640/480 (26.7K Picture)
Well, here we have it. The long awaited 75% colorbars. Or at least as much of it as a pre CCIR-601/SMPTE-RP125M computer can do.
This pattern was created in Corel Draw with reference to SMPTE Engineering Guideline EG 1-1990 Alignment Color Bar Test Signal for Television Picture Monitors , exported to Photoshop and then saved as an almost non-compressed JPEG file for this page. It has enough redundancy of pixels in it to compress to almost the vanishing point. It started out a full 900K Photoshop file and compressed--almost without distortion--to 26.7K.
Where to begin.
I guess I should start with the parts I left out.
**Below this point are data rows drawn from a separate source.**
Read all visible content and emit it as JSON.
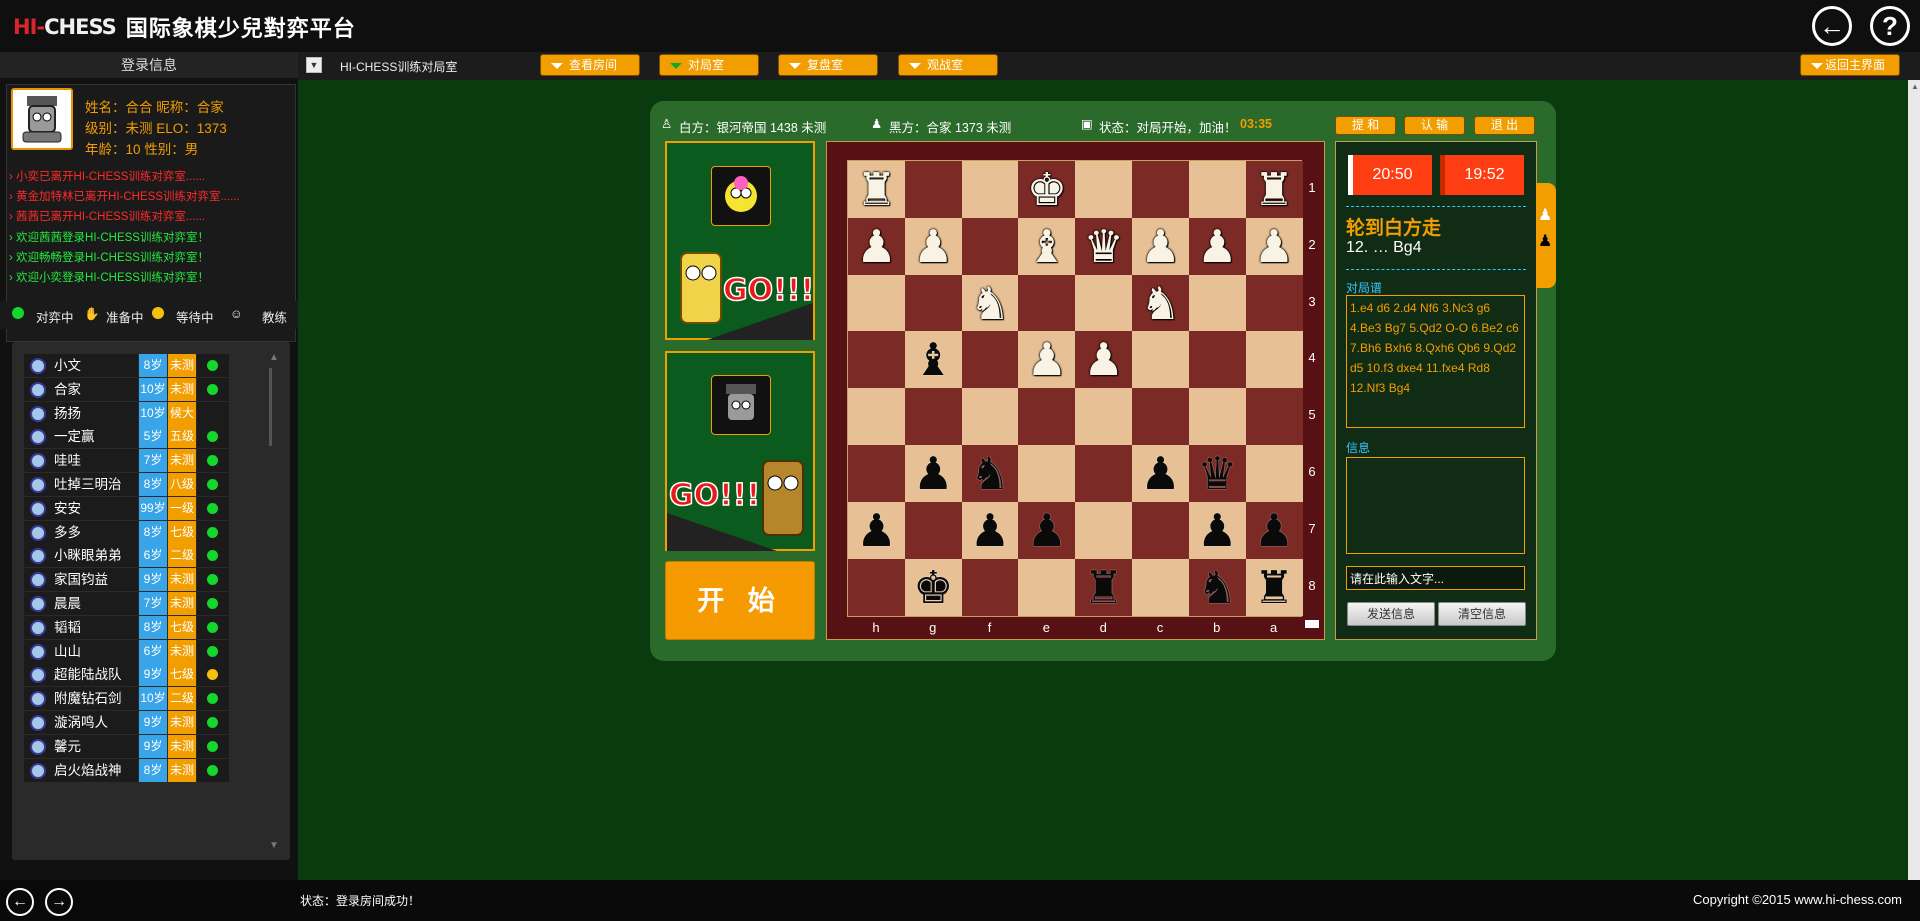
{
  "app": {
    "logo_hi": "HI-",
    "logo_chess": "CHESS",
    "logo_subtitle": "国际象棋少兒對弈平台",
    "back_icon": "arrow-left-icon",
    "help_icon": "question-icon"
  },
  "left": {
    "login_title": "登录信息",
    "name_line": "姓名：合合 昵称：合家",
    "level_line": "级别：未测 ELO：1373",
    "age_line": "年龄：10 性别：男",
    "messages": [
      {
        "text": "小奕已离开HI-CHESS训练对弈室......",
        "color": "#ff2a2a"
      },
      {
        "text": "黄金加特林已离开HI-CHESS训练对弈室......",
        "color": "#ff2a2a"
      },
      {
        "text": "茜茜已离开HI-CHESS训练对弈室......",
        "color": "#ff2a2a"
      },
      {
        "text": "欢迎茜茜登录HI-CHESS训练对弈室！",
        "color": "#25e83e"
      },
      {
        "text": "欢迎畅畅登录HI-CHESS训练对弈室！",
        "color": "#25e83e"
      },
      {
        "text": "欢迎小奕登录HI-CHESS训练对弈室！",
        "color": "#25e83e"
      }
    ],
    "legend": {
      "playing": "对弈中",
      "ready": "准备中",
      "waiting": "等待中",
      "coach": "教练"
    },
    "players": [
      {
        "name": "小文",
        "age": "8岁",
        "level": "未测",
        "status": "green"
      },
      {
        "name": "合家",
        "age": "10岁",
        "level": "未测",
        "status": "green"
      },
      {
        "name": "扬扬",
        "age": "10岁",
        "level": "候大",
        "status": ""
      },
      {
        "name": "一定赢",
        "age": "5岁",
        "level": "五级",
        "status": "green"
      },
      {
        "name": "哇哇",
        "age": "7岁",
        "level": "未测",
        "status": "green"
      },
      {
        "name": "吐掉三明治",
        "age": "8岁",
        "level": "八级",
        "status": "green"
      },
      {
        "name": "安安",
        "age": "99岁",
        "level": "一级",
        "status": "green"
      },
      {
        "name": "多多",
        "age": "8岁",
        "level": "七级",
        "status": "green"
      },
      {
        "name": "小眯眼弟弟",
        "age": "6岁",
        "level": "二级",
        "status": "green"
      },
      {
        "name": "家国钧益",
        "age": "9岁",
        "level": "未测",
        "status": "green"
      },
      {
        "name": "晨晨",
        "age": "7岁",
        "level": "未测",
        "status": "green"
      },
      {
        "name": "韬韬",
        "age": "8岁",
        "level": "七级",
        "status": "green"
      },
      {
        "name": "山山",
        "age": "6岁",
        "level": "未测",
        "status": "green"
      },
      {
        "name": "超能陆战队",
        "age": "9岁",
        "level": "七级",
        "status": "yellow"
      },
      {
        "name": "附魔钻石剑",
        "age": "10岁",
        "level": "二级",
        "status": "green"
      },
      {
        "name": "漩涡鸣人",
        "age": "9岁",
        "level": "未测",
        "status": "green"
      },
      {
        "name": "馨元",
        "age": "9岁",
        "level": "未测",
        "status": "green"
      },
      {
        "name": "启火焰战神",
        "age": "8岁",
        "level": "未测",
        "status": "green"
      }
    ]
  },
  "nav": {
    "room_title": "HI-CHESS训练对局室",
    "view_room": "查看房间",
    "match_room": "对局室",
    "review_room": "复盘室",
    "watch_room": "观战室",
    "return_main": "返回主界面"
  },
  "game": {
    "white_player": "白方：银河帝国 1438 未测",
    "black_player": "黑方：合家 1373 未测",
    "status": "状态：对局开始，加油！",
    "elapsed": "03:35",
    "draw_btn": "提 和",
    "resign_btn": "认 输",
    "exit_btn": "退 出",
    "start_btn": "开 始",
    "clock_white": "20:50",
    "clock_black": "19:52",
    "turn": "轮到白方走",
    "last_move": "12. … Bg4",
    "moves_title": "对局谱",
    "moves_text": "1.e4 d6 2.d4 Nf6 3.Nc3 g6 4.Be3 Bg7 5.Qd2 O-O 6.Be2 c6 7.Bh6 Bxh6 8.Qxh6 Qb6 9.Qd2 d5 10.f3 dxe4 11.fxe4 Rd8 12.Nf3 Bg4",
    "info_title": "信息",
    "chat_placeholder": "请在此输入文字...",
    "send_btn": "发送信息",
    "clear_btn": "清空信息",
    "files": [
      "h",
      "g",
      "f",
      "e",
      "d",
      "c",
      "b",
      "a"
    ],
    "ranks": [
      "1",
      "2",
      "3",
      "4",
      "5",
      "6",
      "7",
      "8"
    ],
    "board": [
      [
        "wR",
        "",
        "",
        "wK",
        "",
        "",
        "",
        "wR"
      ],
      [
        "wP",
        "wP",
        "",
        "wB",
        "wQ",
        "wP",
        "wP",
        "wP"
      ],
      [
        "",
        "",
        "wN",
        "",
        "",
        "wN",
        "",
        ""
      ],
      [
        "",
        "bB",
        "",
        "wP",
        "wP",
        "",
        "",
        ""
      ],
      [
        "",
        "",
        "",
        "",
        "",
        "",
        "",
        ""
      ],
      [
        "",
        "bP",
        "bN",
        "",
        "",
        "bP",
        "bQ",
        ""
      ],
      [
        "bP",
        "",
        "bP",
        "bP",
        "",
        "",
        "bP",
        "bP"
      ],
      [
        "",
        "bK",
        "",
        "",
        "bR",
        "",
        "bN",
        "bR"
      ]
    ]
  },
  "footer": {
    "status": "状态：登录房间成功！",
    "copyright": "Copyright ©2015 www.hi-chess.com"
  }
}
There are no bluish- purple -I and Q bars flanking the white bar at the bottom left of the picture and the blacker-than-black pluge pulse in the lower right is missing. These three signals are purposely created in the studio by distorting the normal NTSC color encoding process. They do not appear in nature and therefore a conventional graphics computer cannot create them.
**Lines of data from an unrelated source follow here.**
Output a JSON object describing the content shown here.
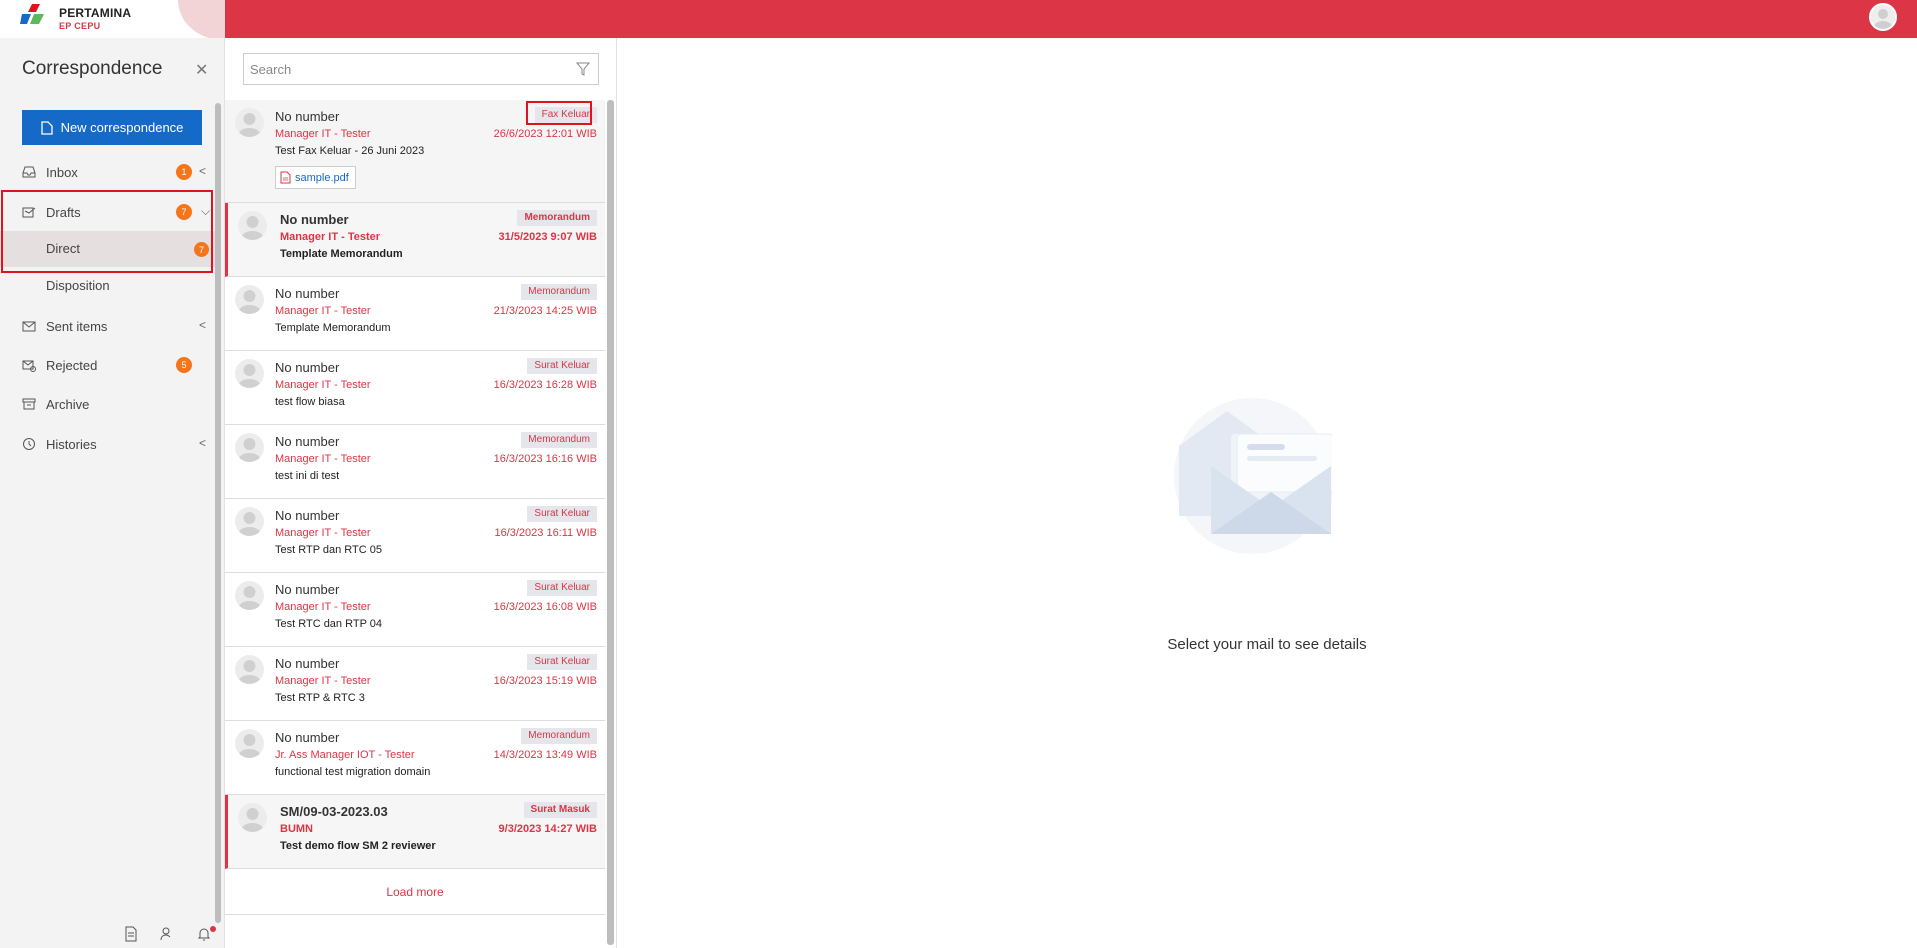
{
  "header": {
    "logo_name": "PERTAMINA",
    "logo_sub": "EP CEPU"
  },
  "sidebar": {
    "title": "Correspondence",
    "new_button_label": "New correspondence",
    "items": [
      {
        "label": "Inbox",
        "badge": "1",
        "icon": "inbox-icon"
      },
      {
        "label": "Drafts",
        "badge": "7",
        "icon": "drafts-icon"
      },
      {
        "label": "Direct",
        "badge": "7"
      },
      {
        "label": "Disposition"
      },
      {
        "label": "Sent items",
        "icon": "sent-icon"
      },
      {
        "label": "Rejected",
        "badge": "5",
        "icon": "rejected-icon"
      },
      {
        "label": "Archive",
        "icon": "archive-icon"
      },
      {
        "label": "Histories",
        "icon": "history-icon"
      }
    ]
  },
  "search": {
    "placeholder": "Search"
  },
  "mails": [
    {
      "number": "No number",
      "sender": "Manager IT - Tester",
      "subject": "Test Fax Keluar - 26 Juni 2023",
      "tag": "Fax Keluar",
      "date": "26/6/2023 12:01 WIB",
      "attachment": "sample.pdf"
    },
    {
      "number": "No number",
      "sender": "Manager IT - Tester",
      "subject": "Template Memorandum",
      "tag": "Memorandum",
      "date": "31/5/2023 9:07 WIB"
    },
    {
      "number": "No number",
      "sender": "Manager IT - Tester",
      "subject": "Template Memorandum",
      "tag": "Memorandum",
      "date": "21/3/2023 14:25 WIB"
    },
    {
      "number": "No number",
      "sender": "Manager IT - Tester",
      "subject": "test flow biasa",
      "tag": "Surat Keluar",
      "date": "16/3/2023 16:28 WIB"
    },
    {
      "number": "No number",
      "sender": "Manager IT - Tester",
      "subject": "test ini di test",
      "tag": "Memorandum",
      "date": "16/3/2023 16:16 WIB"
    },
    {
      "number": "No number",
      "sender": "Manager IT - Tester",
      "subject": "Test RTP dan RTC 05",
      "tag": "Surat Keluar",
      "date": "16/3/2023 16:11 WIB"
    },
    {
      "number": "No number",
      "sender": "Manager IT - Tester",
      "subject": "Test RTC dan RTP 04",
      "tag": "Surat Keluar",
      "date": "16/3/2023 16:08 WIB"
    },
    {
      "number": "No number",
      "sender": "Manager IT - Tester",
      "subject": "Test RTP & RTC 3",
      "tag": "Surat Keluar",
      "date": "16/3/2023 15:19 WIB"
    },
    {
      "number": "No number",
      "sender": "Jr. Ass Manager IOT - Tester",
      "subject": "functional test migration domain",
      "tag": "Memorandum",
      "date": "14/3/2023 13:49 WIB"
    },
    {
      "number": "SM/09-03-2023.03",
      "sender": "BUMN",
      "subject": "Test demo flow SM 2 reviewer",
      "tag": "Surat Masuk",
      "date": "9/3/2023 14:27 WIB"
    }
  ],
  "load_more": "Load more",
  "detail": {
    "empty_text": "Select your mail to see details"
  },
  "colors": {
    "brand_red": "#dc3545",
    "primary_blue": "#1569c7",
    "badge_orange": "#f5761a"
  }
}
The -I and Q bars are produced as color values only and do not have the luminance value normally associated with a colored object. These two colors appear in very specific places on analog NTSC video measuring instruments.
The pluge pulse is two dark gray vertical stripes in the lower right. These stripes are used by the operator to set the "brightness" or black level of a picture monitor. The first one, which I left out, is actually blacker than normal picture black. In computer terms, if picture black is 0, 0, 0 (red,green,blue)and picture white is 255, 255, 255, then the first pluge pulse would have to be -12, -12, and -12. 601 and analog video can deal with this, older computers can't.
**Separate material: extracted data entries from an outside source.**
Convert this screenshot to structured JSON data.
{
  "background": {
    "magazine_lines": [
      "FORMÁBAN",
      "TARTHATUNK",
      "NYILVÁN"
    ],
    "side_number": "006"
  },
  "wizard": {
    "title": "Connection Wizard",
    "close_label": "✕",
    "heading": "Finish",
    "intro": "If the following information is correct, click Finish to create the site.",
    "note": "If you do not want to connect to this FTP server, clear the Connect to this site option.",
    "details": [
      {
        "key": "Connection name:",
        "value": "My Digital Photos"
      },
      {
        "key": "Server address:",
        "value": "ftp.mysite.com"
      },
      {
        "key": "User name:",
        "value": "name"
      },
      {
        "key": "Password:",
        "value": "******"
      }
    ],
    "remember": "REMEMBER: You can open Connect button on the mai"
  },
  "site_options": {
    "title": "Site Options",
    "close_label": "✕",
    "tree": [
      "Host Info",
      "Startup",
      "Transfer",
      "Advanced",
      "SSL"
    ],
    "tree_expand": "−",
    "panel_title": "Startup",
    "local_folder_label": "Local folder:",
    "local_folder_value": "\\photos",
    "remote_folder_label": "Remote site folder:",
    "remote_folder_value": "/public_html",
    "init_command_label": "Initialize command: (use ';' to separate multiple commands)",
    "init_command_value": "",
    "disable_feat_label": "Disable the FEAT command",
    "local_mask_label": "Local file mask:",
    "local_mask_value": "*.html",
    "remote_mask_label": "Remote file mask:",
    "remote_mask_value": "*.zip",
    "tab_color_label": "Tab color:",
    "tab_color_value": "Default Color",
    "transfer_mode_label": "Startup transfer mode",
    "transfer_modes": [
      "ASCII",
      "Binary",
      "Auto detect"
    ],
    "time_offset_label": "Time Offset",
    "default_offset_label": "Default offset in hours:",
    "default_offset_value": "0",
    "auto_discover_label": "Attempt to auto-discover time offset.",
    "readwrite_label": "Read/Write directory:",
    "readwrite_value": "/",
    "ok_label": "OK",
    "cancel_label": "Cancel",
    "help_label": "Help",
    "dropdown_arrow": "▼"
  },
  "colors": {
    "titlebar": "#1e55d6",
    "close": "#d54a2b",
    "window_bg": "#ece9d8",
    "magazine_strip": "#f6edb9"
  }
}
This colorbar pattern, or patterns that are close relatives, is standard in the NTSC video world. A video program can be recorded on tape in Boston with the traditional "minute of bars" at the beginning and then flown to San Diego. The operator in San Diego plays the colorbar pattern and adjusts the machine so the bars are recreated with the least distortion. This insures that the following program will look the same in San Diego as it did in Boston. This adjustment process is done with all those knobs behind the flip-down panel on professional and broadcast tape machines.
Computer folk can enjoy the same advantages. Any time you put a computer generated graphic on video tape, put at least 30 seconds of this pattern at the beginning of the tape. This will do three important things. It gives everyone the impression you know exactly what you're doing, it puts something pretty at the beginning of the tape where most of the noise, scratches, speckles, and dropouts are, and if the tape is played back in either a professional or broadcast house, the pictures can easily be made to look as good there as they did when they left you.
That is, the pictures will look good if they are NTSC legal. It's perfectly possible for a computer to create pictures with colors and object brightnesses that don't fit within the NTSC guidelines. This is one reason why generating graphics for video isn't as easy as it looks.